What Newt Gingrich is supporting, though, is a step that’s even worse than our failings as people. He’s supporting actively misleading people about the facts to appeal to their gut, their beliefs and their preconceptions, and to use those lies to gain power and enact policy. Immediately after citing his cherry-picked statistics that show small pockets of uptick in crime amidst an ocean of crime decreases, he says, ”The average American, I will bet you this morning, does not think that crime is down, does not think that we are safer,” and then follows that up with, “People feel more threatened. As a political candidate, I’ll go with what people feel,” rather than the actual facts.

People’s feelings about crime rates, in more detail. Image credit: Gallup’s annual Crime survey, conducted Oct. 3–6, 2013.

What should we do about this? Are we okay knowing that we have these biases, that power-seeking people are manipulating those biases and lying about factual issues? Without having the full suite of expert-level knowledge at our disposal, the training of an expert in a particular field or the analysis tools of an expert, can we put our own egos aside and listen to the conclusions of the scientific experts? Most of us are uncomfortable with relying on others — even experts — even when we ourselves don’t have expert knowledge, expert training or the expertise of the full suite of all relevant facts. Particle physicist Brian Cox recently discussed this, saying:

It’s entirely wrong, and it’s the road back to the cave. The way we got out of the caves and into modern civilisation is through the process of understanding and thinking. Those things were not done by gut instinct. Being an expert does not mean that you are someone with a vested interest in something; it means you spend your life studying something. You’re not necessarily right — but you’re more likely to be right than someone who’s not spent their life studying it.

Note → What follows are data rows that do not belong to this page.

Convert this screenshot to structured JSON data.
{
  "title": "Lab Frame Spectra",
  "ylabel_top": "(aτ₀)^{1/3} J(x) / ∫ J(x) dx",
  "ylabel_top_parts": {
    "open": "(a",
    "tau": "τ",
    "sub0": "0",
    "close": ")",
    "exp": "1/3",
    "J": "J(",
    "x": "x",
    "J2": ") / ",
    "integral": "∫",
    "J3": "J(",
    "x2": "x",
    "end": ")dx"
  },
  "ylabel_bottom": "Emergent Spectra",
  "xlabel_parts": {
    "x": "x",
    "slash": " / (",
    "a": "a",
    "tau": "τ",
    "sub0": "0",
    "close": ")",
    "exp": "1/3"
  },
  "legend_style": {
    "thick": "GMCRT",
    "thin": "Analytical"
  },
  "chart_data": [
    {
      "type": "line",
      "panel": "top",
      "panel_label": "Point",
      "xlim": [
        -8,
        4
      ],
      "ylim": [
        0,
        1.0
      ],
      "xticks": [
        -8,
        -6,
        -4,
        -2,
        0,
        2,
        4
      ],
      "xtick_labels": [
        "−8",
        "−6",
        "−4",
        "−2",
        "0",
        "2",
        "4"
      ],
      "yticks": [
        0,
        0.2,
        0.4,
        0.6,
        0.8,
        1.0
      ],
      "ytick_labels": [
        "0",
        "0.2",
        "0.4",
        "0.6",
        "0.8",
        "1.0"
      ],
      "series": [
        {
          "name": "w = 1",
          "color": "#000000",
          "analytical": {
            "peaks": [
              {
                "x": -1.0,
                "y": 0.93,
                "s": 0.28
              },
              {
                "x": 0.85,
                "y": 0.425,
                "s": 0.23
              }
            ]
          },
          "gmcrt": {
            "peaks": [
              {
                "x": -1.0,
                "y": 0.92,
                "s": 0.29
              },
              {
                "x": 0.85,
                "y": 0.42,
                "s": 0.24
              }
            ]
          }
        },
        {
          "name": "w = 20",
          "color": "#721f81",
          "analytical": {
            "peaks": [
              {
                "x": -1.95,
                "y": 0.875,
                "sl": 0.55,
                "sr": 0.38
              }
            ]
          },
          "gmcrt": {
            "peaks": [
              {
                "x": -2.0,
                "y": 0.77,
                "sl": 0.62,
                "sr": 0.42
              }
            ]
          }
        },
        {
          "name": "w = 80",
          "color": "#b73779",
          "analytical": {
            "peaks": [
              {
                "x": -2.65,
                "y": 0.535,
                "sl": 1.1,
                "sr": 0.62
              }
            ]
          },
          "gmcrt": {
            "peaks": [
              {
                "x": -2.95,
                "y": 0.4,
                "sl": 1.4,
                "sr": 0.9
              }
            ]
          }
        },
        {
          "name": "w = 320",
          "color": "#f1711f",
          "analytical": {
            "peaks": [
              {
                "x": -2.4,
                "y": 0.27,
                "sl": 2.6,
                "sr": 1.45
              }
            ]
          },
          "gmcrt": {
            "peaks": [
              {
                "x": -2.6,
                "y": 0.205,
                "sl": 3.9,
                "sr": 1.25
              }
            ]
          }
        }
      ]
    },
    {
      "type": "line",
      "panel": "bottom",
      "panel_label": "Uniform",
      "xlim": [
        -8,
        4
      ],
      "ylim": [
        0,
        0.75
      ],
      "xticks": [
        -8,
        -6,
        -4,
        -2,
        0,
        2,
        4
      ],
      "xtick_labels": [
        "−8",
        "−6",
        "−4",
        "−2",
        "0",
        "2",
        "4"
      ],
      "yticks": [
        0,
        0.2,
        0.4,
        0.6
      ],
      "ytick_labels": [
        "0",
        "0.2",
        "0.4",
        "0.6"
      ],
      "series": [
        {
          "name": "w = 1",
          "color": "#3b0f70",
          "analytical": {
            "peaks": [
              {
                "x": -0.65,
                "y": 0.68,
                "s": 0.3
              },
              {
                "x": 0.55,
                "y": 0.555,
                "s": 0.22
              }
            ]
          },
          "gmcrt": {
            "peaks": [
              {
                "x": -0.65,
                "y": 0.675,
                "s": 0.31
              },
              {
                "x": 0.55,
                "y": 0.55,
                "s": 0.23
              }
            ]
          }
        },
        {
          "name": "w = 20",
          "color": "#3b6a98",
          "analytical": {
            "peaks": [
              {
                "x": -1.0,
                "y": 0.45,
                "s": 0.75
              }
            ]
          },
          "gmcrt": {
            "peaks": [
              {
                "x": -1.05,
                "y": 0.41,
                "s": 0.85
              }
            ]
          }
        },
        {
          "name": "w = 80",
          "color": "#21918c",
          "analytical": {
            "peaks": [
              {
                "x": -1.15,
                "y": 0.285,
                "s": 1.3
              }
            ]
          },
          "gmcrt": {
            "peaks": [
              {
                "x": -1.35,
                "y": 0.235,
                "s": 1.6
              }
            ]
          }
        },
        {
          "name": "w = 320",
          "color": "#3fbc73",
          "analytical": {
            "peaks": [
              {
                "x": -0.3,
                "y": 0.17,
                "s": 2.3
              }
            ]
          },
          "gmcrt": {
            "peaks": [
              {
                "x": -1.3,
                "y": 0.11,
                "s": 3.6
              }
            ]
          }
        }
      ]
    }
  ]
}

The facts do not change because of how we interpret (or misinterpret) them. Homeopathy is scientifically, robustly 100% ineffective against cancer. Fluoridated water results in a blanket 40% reduction in cavities, on average, on top of any other dental health programs in children. Violent crime has continued to decrease in America, continuing a trend that has persisted for more than 20 years. (You can read Newt continue to dissemble here.) And human-caused changes to the environment are causing the Earth to warm, a long-term trend that is visible in the global temperature records for many decades now.

Global average temperature, as compared to the 1951–1980 average. Image credit: NOAA/NASA — Annual Global Analysis for 2015, via http://www.nasa.gov/sites/default/files/atoms/files/noaa_nasa_global_analysis_2015.pdf.

It’s up to us to choose the facts. Whether “you’re with her,” you want to “make America great again,” you support a third-party candidate or you’re going to sit this election out, facts remain facts, and it’s up to all of us to value what’s actually real. Don’t let anyone mislead you out of the truth.